In the exploration of using a digital program such as Voyant Tools and other digital text analysis tools for work in the Digital Humanities, it is first and foremost imperative to recognize the fact that these are tools. They are helpful tools but they are ultimately just tools. These digital analysis tools and programs do not do the work on behalf of digital historians. Artificial Intelligence (AI) has developed exponentially over recent decades but has not (yet) reached a point for which it can replicate the complex cognitive abilities and human brain functioning required to complete the idea of traditional humanist scholarship. This can only be done by the human mind.
These text analysis tools allows historians to quickly analyze patterns in large bodies of text. The use of these tools has sparked great debate in the digital humanities as to whether its effects are more helpful or harmful. There is something to be said about the aesthetic and the experience of being immersed in a specific geographical location and physically working through texts (e.g. physical archives). A digital text analysis cannot replicate this effect nor can it guarantee maximum effectiveness. By narrowing the search through specific word identification/recognition, there is the potential for valid, important, and/or beneficial information to be lost/cut from the search. However, some of the benefits of this program can drastically improve the efficiency of historical research and analysis. These tools provide opportunities that eliminates large amounts of time consuming and tedious sorting work but cutting out the fluff (any aspect of the text that is not related to the topic of research). This may be an asset to a historian who favours efficiency but is disliked by a historian who favours experience.
Without digital text analysis tools, many historians would spend much of their valuable research time “sorting”; something easily done through digital programming. These tools also allow historians to access digitized quantifiable (often statistical) comparisons within and between texts. With the quantifiable (objective) work being performed through digital means, historians can focus more of their time and energy on the qualitative (subjective) analysis that is (as it currently exists) outside of the reach of digital programming and artificial intelligence capabilities.
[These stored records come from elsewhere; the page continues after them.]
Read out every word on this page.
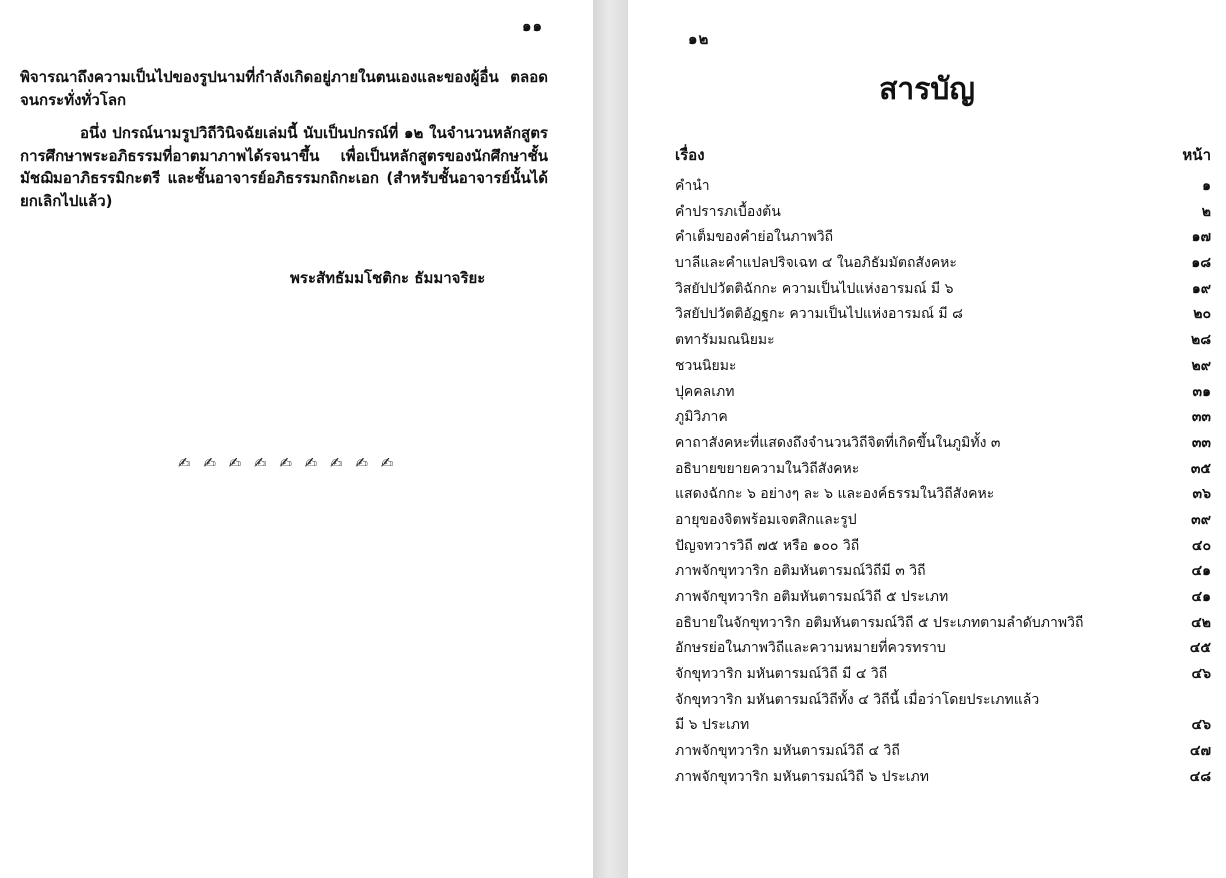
๑๑
พิจารณาถึงความเป็นไปของรูปนามที่กำลังเกิดอยู่ภายในตนเองและของผู้อื่น ตลอดจนกระทั่งทั่วโลก
อนึ่ง ปกรณ์นามรูปวิถีวินิจฉัยเล่มนี้ นับเป็นปกรณ์ที่ ๑๒ ในจำนวนหลักสูตรการศึกษาพระอภิธรรมที่อาตมาภาพได้รจนาขึ้น เพื่อเป็นหลักสูตรของนักศึกษาชั้นมัชฌิมอาภิธรรมิกะตรี และชั้นอาจารย์อภิธรรมกถิกะเอก (สำหรับชั้นอาจารย์นั้นได้ยกเลิกไปแล้ว)
พระสัทธัมมโชติกะ ธัมมาจริยะ
✍ ✍ ✍ ✍ ✍ ✍ ✍ ✍ ✍
๑๒
สารบัญ
เรื่อง	หน้า
คำนำ	๑
คำปรารภเบื้องต้น	๒
คำเต็มของคำย่อในภาพวิถี	๑๗
บาลีและคำแปลปริจเฉท ๔ ในอภิธัมมัตถสังคหะ	๑๘
วิสยัปปวัตติฉักกะ ความเป็นไปแห่งอารมณ์ มี ๖	๑๙
วิสยัปปวัตติอัฏฐกะ ความเป็นไปแห่งอารมณ์ มี ๘	๒๐
ตทารัมมณนิยมะ	๒๘
ชวนนิยมะ	๒๙
ปุคคลเภท	๓๑
ภูมิวิภาค	๓๓
คาถาสังคหะที่แสดงถึงจำนวนวิถีจิตที่เกิดขึ้นในภูมิทั้ง ๓	๓๓
อธิบายขยายความในวิถีสังคหะ	๓๕
แสดงฉักกะ ๖ อย่างๆ ละ ๖ และองค์ธรรมในวิถีสังคหะ	๓๖
อายุของจิตพร้อมเจตสิกและรูป	๓๙
ปัญจทวารวิถี ๗๕ หรือ ๑๐๐ วิถี	๔๐
ภาพจักขุทวาริก อติมหันตารมณ์วิถีมี ๓ วิถี	๔๑
ภาพจักขุทวาริก อติมหันตารมณ์วิถี ๕ ประเภท	๔๑
อธิบายในจักขุทวาริก อติมหันตารมณ์วิถี ๕ ประเภทตามลำดับภาพวิถี	๔๒
อักษรย่อในภาพวิถีและความหมายที่ควรทราบ	๔๕
จักขุทวาริก มหันตารมณ์วิถี มี ๔ วิถี	๔๖
จักขุทวาริก มหันตารมณ์วิถีทั้ง ๔ วิถีนี้ เมื่อว่าโดยประเภทแล้ว
มี ๖ ประเภท	๔๖
ภาพจักขุทวาริก มหันตารมณ์วิถี ๔ วิถี	๔๗
ภาพจักขุทวาริก มหันตารมณ์วิถี ๖ ประเภท	๔๘
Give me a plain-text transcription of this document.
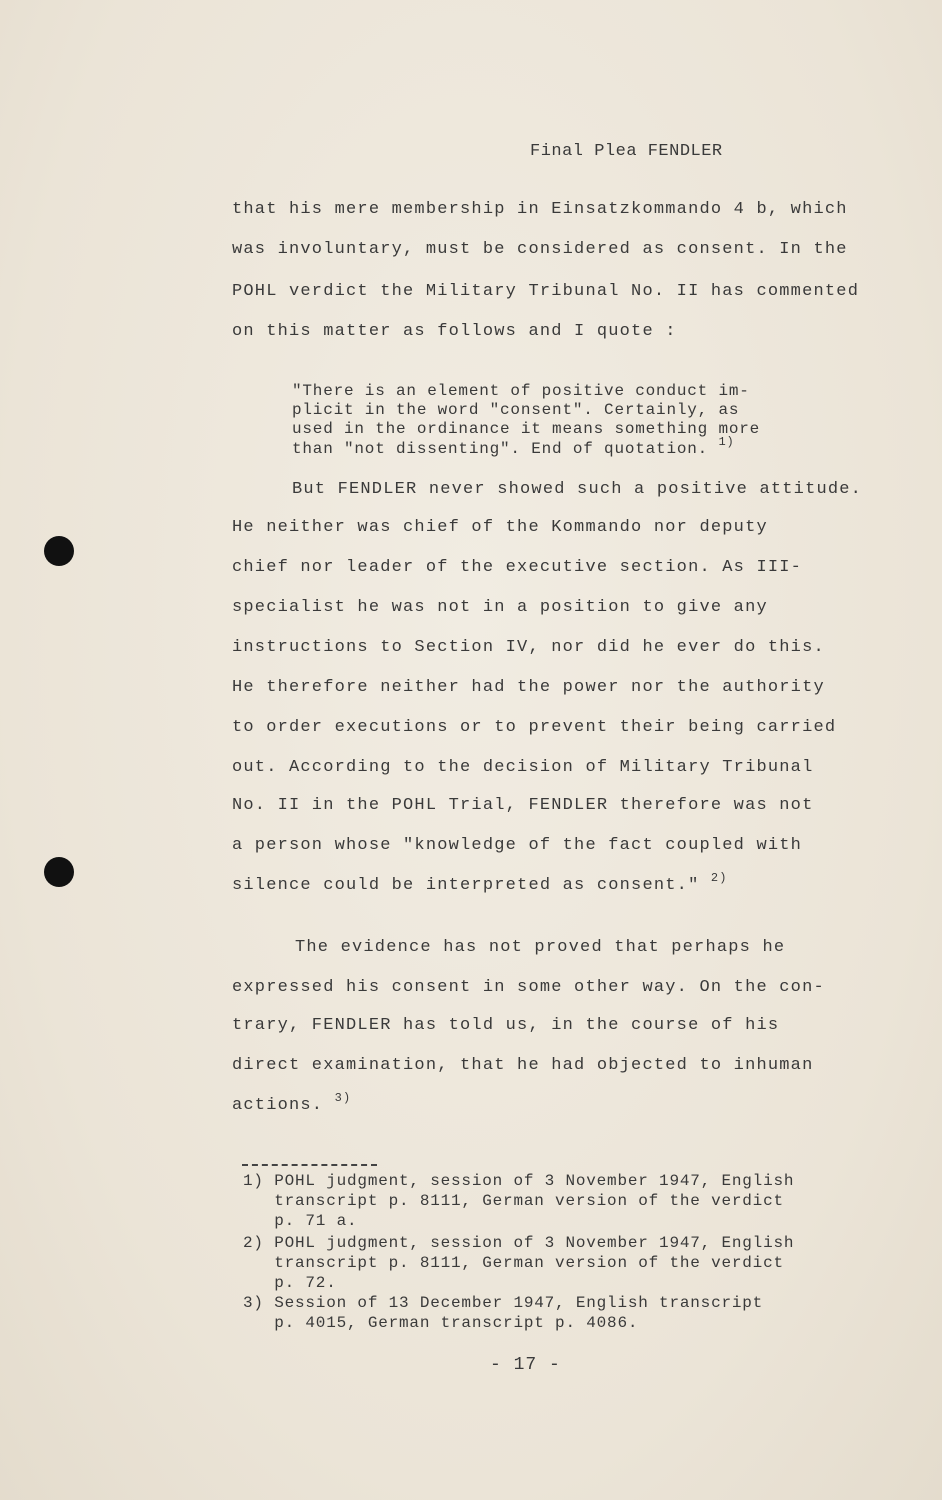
Final Plea FENDLER
that his mere membership in Einsatzkommando 4 b, which
was involuntary, must be considered as consent. In the
POHL verdict the Military Tribunal No. II has commented
on this matter as follows and I quote :
"There is an element of positive conduct im-
plicit in the word "consent". Certainly, as
used in the ordinance it means something more
than "not dissenting". End of quotation. $^{1)}$
But FENDLER never showed such a positive attitude.
He neither was chief of the Kommando nor deputy
chief nor leader of the executive section. As III-
specialist he was not in a position to give any
instructions to Section IV, nor did he ever do this.
He therefore neither had the power nor the authority
to order executions or to prevent their being carried
out. According to the decision of Military Tribunal
No. II in the POHL Trial, FENDLER therefore was not
a person whose "knowledge of the fact coupled with
silence could be interpreted as consent." $^{2)}$
The evidence has not proved that perhaps he
expressed his consent in some other way. On the con-
trary, FENDLER has told us, in the course of his
direct examination, that he had objected to inhuman
actions. $^{3)}$
1) POHL judgment, session of 3 November 1947, English
transcript p. 8111, German version of the verdict
p. 71 a.
2) POHL judgment, session of 3 November 1947, English
transcript p. 8111, German version of the verdict
p. 72.
3) Session of 13 December 1947, English transcript
p. 4015, German transcript p. 4086.
- 17 -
These types of digital text analysis tools challenges and changes the progression of how information is acquired, processed and used. With respects to traditional historical skills this is not a new phenomenon, just a new type of technology. In more primitive times, before the introduction of print and written documentation, information was acquired processed, used, and transmitted solely through means of oral communications. When print was introduced, this drastically changed the game and information was now able to be read instead of heard. The introduction of written records negatively impacted the human capacity for memory. We see this cycle repeating itself with the introduction to more digital analysis tools and the implications it may have on human capacity for attention. This kind of analysis changes the game with respects to traditional historical reading skills. Just like the skill for hearing and oral communication was not completely lost with the introduction of print, the skill for reading and attention is not completely lost with the introduction of digital analysis. Digital text analysis tools may be a helpful aid, but the paired need for human scholarship helps to support why digital text analysis tools are beneficial to the work of digital historians and the digital humanities as a whole.